25.5 Limitations of Auditory Brainstem Implants in Patients with SGN Degeneration
In patients without an ample number of viable SGNs, auditory brainstem implantation is the only option for the restoration of hearing; however, the results of this procedure have not been satisfactory [34]. Patients with neurofibromatosis type II exhibit particularly poor speech understanding and most of these recipients require visual cues to understand speech.

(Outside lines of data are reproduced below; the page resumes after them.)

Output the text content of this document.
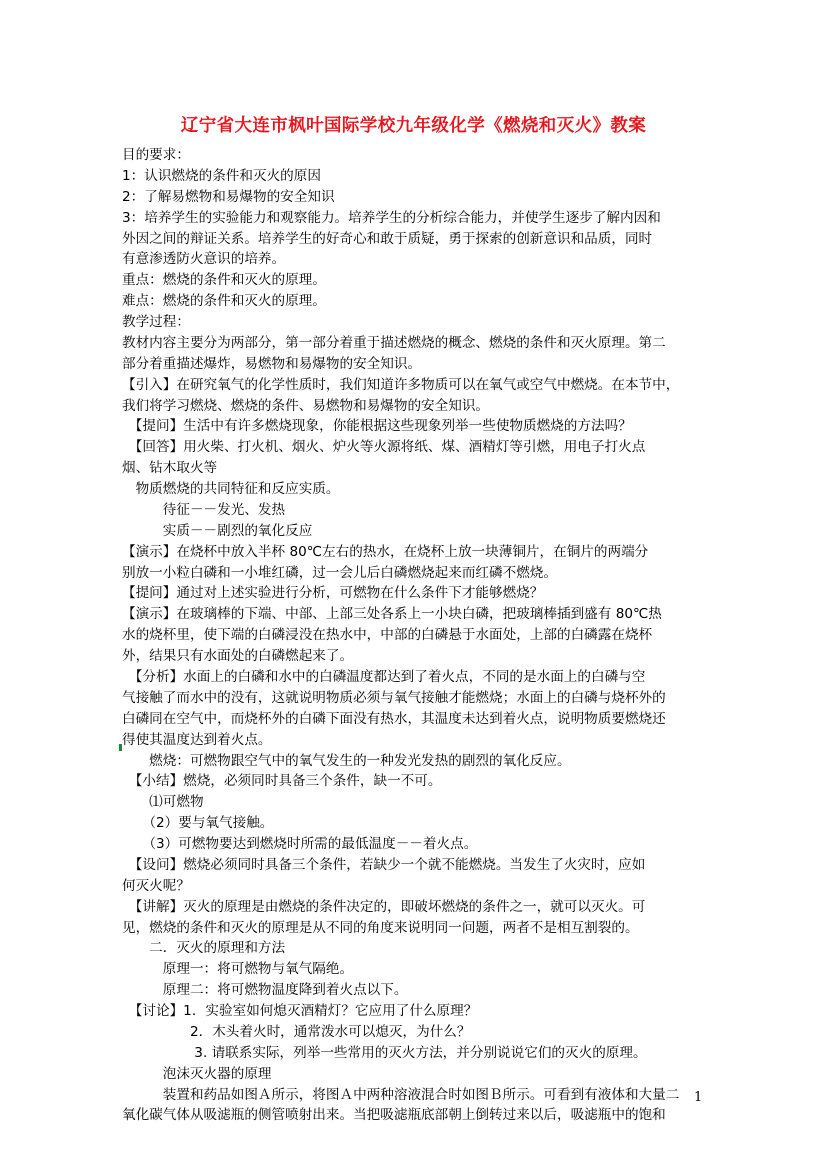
辽宁省大连市枫叶国际学校九年级化学《燃烧和灭火》教案
目的要求：
1：认识燃烧的条件和灭火的原因
2：了解易燃物和易爆物的安全知识
3：培养学生的实验能力和观察能力。培养学生的分析综合能力，并使学生逐步了解内因和
外因之间的辩证关系。培养学生的好奇心和敢于质疑，勇于探索的创新意识和品质，同时
有意渗透防火意识的培养。
重点：燃烧的条件和灭火的原理。
难点：燃烧的条件和灭火的原理。
教学过程：
教材内容主要分为两部分，第一部分着重于描述燃烧的概念、燃烧的条件和灭火原理。第二
部分着重描述爆炸，易燃物和易爆物的安全知识。
【引入】在研究氧气的化学性质时，我们知道许多物质可以在氧气或空气中燃烧。在本节中，
我们将学习燃烧、燃烧的条件、易燃物和易爆物的安全知识。
　【提问】生活中有许多燃烧现象，你能根据这些现象列举一些使物质燃烧的方法吗？
　【回答】用火柴、打火机、烟火、炉火等火源将纸、煤、酒精灯等引燃，用电子打火点
烟、钻木取火等
　物质燃烧的共同特征和反应实质。
　　　待征－－发光、发热
　　　实质－－剧烈的氧化反应
【演示】在烧杯中放入半杯 80℃左右的热水，在烧杯上放一块薄铜片，在铜片的两端分
别放一小粒白磷和一小堆红磷，过一会儿后白磷燃烧起来而红磷不燃烧。
【提问】通过对上述实验进行分析，可燃物在什么条件下才能够燃烧？
【演示】在玻璃棒的下端、中部、上部三处各系上一小块白磷，把玻璃棒插到盛有 80℃热
水的烧杯里，使下端的白磷浸没在热水中，中部的白磷悬于水面处，上部的白磷露在烧杯
外，结果只有水面处的白磷燃起来了。
　【分析】水面上的白磷和水中的白磷温度都达到了着火点，不同的是水面上的白磷与空
气接触了而水中的没有，这就说明物质必须与氧气接触才能燃烧；水面上的白磷与烧杯外的
白磷同在空气中，而烧杯外的白磷下面没有热水，其温度未达到着火点，说明物质要燃烧还
得使其温度达到着火点。
　　燃烧：可燃物跟空气中的氧气发生的一种发光发热的剧烈的氧化反应。
　【小结】燃烧，必须同时具备三个条件，缺一不可。
　　⑴可燃物
　　（2）要与氧气接触。
　　（3）可燃物要达到燃烧时所需的最低温度－－着火点。
　【设问】燃烧必须同时具备三个条件，若缺少一个就不能燃烧。当发生了火灾时，应如
何灭火呢？
　【讲解】灭火的原理是由燃烧的条件决定的，即破坏燃烧的条件之一，就可以灭火。可
见，燃烧的条件和灭火的原理是从不同的角度来说明同一问题，两者不是相互割裂的。
　　二．灭火的原理和方法
　　　原理一：将可燃物与氧气隔绝。
　　　原理二：将可燃物温度降到着火点以下。
　【讨论】1．实验室如何熄灭酒精灯？它应用了什么原理？
　　　　　2．木头着火时，通常泼水可以熄灭，为什么？
　　　　　 3. 请联系实际，列举一些常用的灭火方法，并分别说说它们的灭火的原理。
　　　泡沫灭火器的原理
　　　装置和药品如图Ａ所示，将图Ａ中两种溶液混合时如图Ｂ所示。可看到有液体和大量二
氧化碳气体从吸滤瓶的侧管喷射出来。当把吸滤瓶底部朝上倒转过来以后，吸滤瓶中的饱和
1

The outcome of auditory brainstem implantation in patients without tumors is superior to that in neurofibromatosis type II patients, but it is inferior to the outcome of CI [35]. In addition, auditory brainstem implants are associated with a risk of electrode migration and malstimulation of the vagus nerve, which can cause lethal complications. Therefore, CI is the preferred auditory implant for patients who may have a sufficient number of SGNs. In patients with a poor performance after CI, an auditory brainstem implant can be regarded as an option. However, the outcome is not promising, as described above. The following chapters discuss attempts to regenerate SGNs, which may improve the performance of CI.